June 16, 2011

That "Impractical" Jubilee Year Stuff...

It's probably pretty ho-hum news by now, to anyone who's looked into it, that Jesus in the previous post is portrayed as proclaiming a Jubilee Year: Release of debts and debt-slaves, return of foreclosed property to the original owners.

Is this something that ever happened, people wonder, or just an idealized, impractical notion.

The economist Michael Hudson has studied this extensively: "This paper accordingly traces the evolution of the Biblical debt and property laws as recorded in clay records that only recently have been deciphered and placed in their historic context. These laws which periodically cancelled debts, freed Israelite debt- servants and returned lands to their traditional holders have confused Biblical students for many centuries. They have long been virtually ignored by historians on the ground that, to modern eyes, they would seem to wreak economic havoc. Already by the first century of our era no less a theologian than Rabbi Hillel developed the prosbul, by which borrowers signed away their rights under the Biblical laws. Hillel explained that credit would dry up without such a clause.
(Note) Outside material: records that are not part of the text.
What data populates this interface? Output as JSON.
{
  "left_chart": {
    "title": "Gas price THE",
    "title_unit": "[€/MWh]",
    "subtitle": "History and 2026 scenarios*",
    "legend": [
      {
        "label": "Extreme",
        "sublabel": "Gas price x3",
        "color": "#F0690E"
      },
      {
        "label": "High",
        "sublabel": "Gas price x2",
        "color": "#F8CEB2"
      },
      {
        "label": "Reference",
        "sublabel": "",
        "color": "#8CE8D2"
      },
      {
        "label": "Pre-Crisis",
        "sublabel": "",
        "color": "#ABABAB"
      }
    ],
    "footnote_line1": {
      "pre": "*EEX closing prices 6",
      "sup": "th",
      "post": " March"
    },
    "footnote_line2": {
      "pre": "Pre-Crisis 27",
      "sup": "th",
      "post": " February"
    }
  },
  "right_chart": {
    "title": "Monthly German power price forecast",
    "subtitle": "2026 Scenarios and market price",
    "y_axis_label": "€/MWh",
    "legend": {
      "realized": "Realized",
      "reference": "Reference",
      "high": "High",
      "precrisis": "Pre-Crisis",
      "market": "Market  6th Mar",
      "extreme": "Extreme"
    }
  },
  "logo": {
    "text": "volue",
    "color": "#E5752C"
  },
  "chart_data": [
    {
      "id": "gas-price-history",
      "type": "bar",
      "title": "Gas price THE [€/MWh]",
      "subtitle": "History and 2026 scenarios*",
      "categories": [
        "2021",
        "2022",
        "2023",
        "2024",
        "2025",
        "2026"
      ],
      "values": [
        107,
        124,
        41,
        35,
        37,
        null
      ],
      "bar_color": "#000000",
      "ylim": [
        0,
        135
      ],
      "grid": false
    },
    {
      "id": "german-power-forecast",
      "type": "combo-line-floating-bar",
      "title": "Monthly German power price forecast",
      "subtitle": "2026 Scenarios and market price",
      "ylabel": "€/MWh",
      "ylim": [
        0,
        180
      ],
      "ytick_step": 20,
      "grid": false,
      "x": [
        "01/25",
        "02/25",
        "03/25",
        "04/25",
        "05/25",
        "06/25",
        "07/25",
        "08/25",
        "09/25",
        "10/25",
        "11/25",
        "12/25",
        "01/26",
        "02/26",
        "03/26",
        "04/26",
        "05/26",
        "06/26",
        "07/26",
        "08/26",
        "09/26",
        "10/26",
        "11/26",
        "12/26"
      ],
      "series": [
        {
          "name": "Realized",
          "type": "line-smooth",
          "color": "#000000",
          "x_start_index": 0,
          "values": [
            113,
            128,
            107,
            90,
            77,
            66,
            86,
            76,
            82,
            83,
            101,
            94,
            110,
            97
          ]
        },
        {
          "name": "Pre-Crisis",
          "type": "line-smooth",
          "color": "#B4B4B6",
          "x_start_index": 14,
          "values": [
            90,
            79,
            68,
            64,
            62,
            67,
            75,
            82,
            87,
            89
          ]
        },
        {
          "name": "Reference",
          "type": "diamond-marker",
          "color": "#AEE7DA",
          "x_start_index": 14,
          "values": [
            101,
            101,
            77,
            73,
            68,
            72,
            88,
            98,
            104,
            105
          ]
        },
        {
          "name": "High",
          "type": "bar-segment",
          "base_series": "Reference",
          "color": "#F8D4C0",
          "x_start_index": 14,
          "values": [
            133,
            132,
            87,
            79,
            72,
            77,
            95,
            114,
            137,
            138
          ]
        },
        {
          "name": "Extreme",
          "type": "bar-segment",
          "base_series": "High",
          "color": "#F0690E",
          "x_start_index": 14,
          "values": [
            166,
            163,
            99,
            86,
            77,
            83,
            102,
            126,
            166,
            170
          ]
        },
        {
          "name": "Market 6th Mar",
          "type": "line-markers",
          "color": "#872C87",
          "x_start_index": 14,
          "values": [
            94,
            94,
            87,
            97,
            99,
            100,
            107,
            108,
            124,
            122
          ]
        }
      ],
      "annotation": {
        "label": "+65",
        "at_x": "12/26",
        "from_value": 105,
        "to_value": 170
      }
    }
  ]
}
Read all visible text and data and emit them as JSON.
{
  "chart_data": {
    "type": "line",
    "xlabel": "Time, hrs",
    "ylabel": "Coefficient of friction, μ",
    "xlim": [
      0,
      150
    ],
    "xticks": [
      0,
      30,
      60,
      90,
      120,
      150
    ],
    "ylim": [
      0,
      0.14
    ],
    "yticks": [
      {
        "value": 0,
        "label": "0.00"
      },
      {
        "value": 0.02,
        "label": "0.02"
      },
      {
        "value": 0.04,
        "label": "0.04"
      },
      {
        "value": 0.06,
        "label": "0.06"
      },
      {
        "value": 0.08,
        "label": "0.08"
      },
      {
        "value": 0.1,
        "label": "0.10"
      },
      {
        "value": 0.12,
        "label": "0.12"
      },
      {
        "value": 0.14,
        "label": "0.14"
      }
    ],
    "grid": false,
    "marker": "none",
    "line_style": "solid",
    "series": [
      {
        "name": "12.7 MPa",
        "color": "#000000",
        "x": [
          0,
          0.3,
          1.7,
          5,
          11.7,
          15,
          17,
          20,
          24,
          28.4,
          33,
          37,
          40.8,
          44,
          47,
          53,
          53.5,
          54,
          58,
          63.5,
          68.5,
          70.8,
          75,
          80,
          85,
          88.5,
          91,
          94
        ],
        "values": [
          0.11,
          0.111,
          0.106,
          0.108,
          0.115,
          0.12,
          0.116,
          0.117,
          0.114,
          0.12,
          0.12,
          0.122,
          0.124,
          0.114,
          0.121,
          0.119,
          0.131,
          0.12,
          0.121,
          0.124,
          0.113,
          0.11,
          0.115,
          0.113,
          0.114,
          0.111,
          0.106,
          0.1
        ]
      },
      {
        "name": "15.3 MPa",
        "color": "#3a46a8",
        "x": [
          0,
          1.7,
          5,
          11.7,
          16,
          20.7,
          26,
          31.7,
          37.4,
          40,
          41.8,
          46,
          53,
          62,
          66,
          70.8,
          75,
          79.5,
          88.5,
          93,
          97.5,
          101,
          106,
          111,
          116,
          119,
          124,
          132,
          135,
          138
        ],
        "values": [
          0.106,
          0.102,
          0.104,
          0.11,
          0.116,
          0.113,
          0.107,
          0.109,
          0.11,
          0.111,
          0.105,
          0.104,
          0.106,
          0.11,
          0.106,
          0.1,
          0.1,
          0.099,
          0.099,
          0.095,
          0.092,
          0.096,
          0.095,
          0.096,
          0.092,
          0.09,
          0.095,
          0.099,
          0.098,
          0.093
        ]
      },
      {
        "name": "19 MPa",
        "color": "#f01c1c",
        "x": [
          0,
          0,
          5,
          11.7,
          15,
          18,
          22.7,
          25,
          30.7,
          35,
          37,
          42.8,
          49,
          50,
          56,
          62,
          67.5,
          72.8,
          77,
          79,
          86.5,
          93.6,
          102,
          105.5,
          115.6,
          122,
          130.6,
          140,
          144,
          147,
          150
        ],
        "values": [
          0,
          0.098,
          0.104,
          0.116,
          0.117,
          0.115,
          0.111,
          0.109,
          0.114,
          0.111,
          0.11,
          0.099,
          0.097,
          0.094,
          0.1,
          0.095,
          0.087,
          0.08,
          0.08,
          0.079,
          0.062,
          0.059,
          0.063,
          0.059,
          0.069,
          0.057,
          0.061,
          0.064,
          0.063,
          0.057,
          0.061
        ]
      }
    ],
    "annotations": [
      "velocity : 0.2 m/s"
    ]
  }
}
"Recent discoveries of Bronze Age Near Eastern royal proclamations extending from 2400 to 1600 BC throw a radically new light on these laws. Like their Biblical analogues, Mesopotamian royal edicts cancelled debts, freed debt-servants and restored land to cultivators who had lost it under economic duress. There can be no doubt that these edicts were implemented, for during the Babylonian period they grew into quite elaborate promulgations, capped by Ammisaduqa's Edict of 1646. Now that these edicts have been translated and their consequences understood, the Biblical laws no longer stand alone as utopian or otherworldly ideals; they take their place in a two-thousand year continuum of periodic and regular economic renewal.

"There is no record of just how or when Babylonian legal traditions were transmitted to Israel. No doubt there were numerous periods of influence, headed by a Bronze Age inspiration early in the second millennium. One suspects that during the Babylonian captivity (586-539 BC) the Jews rediscovered much of this Bronze Age heritage, continuing a reaction against the economically polarizing impact of usury and landlordism that had gathered momentum under Josiah with the rediscovery of the Deuteronomy scroll by priests renovating the Jerusalem temple in 610.

"In a sense it is almost immaterial whether the Biblical debt and land-tenure laws were introduced by Canaanite rulers celebrating New Year Clean Slates, brought by the hapiru or transmitted during the wars with Assyria and Babylonia. What is important is that the Bronze Age precedents provide a living historical context for these laws. The central role played by Mesopotamian Clean Slates - so important that they became synonymous with "royal edict" (simdat) - indicates how equally important they were to the Pentateuch. Modern readers of the Bible may skim over these laws quickly as if they were the fine print, so to speak, but to the Biblical compilers they formed the very core of righteous lawgiving."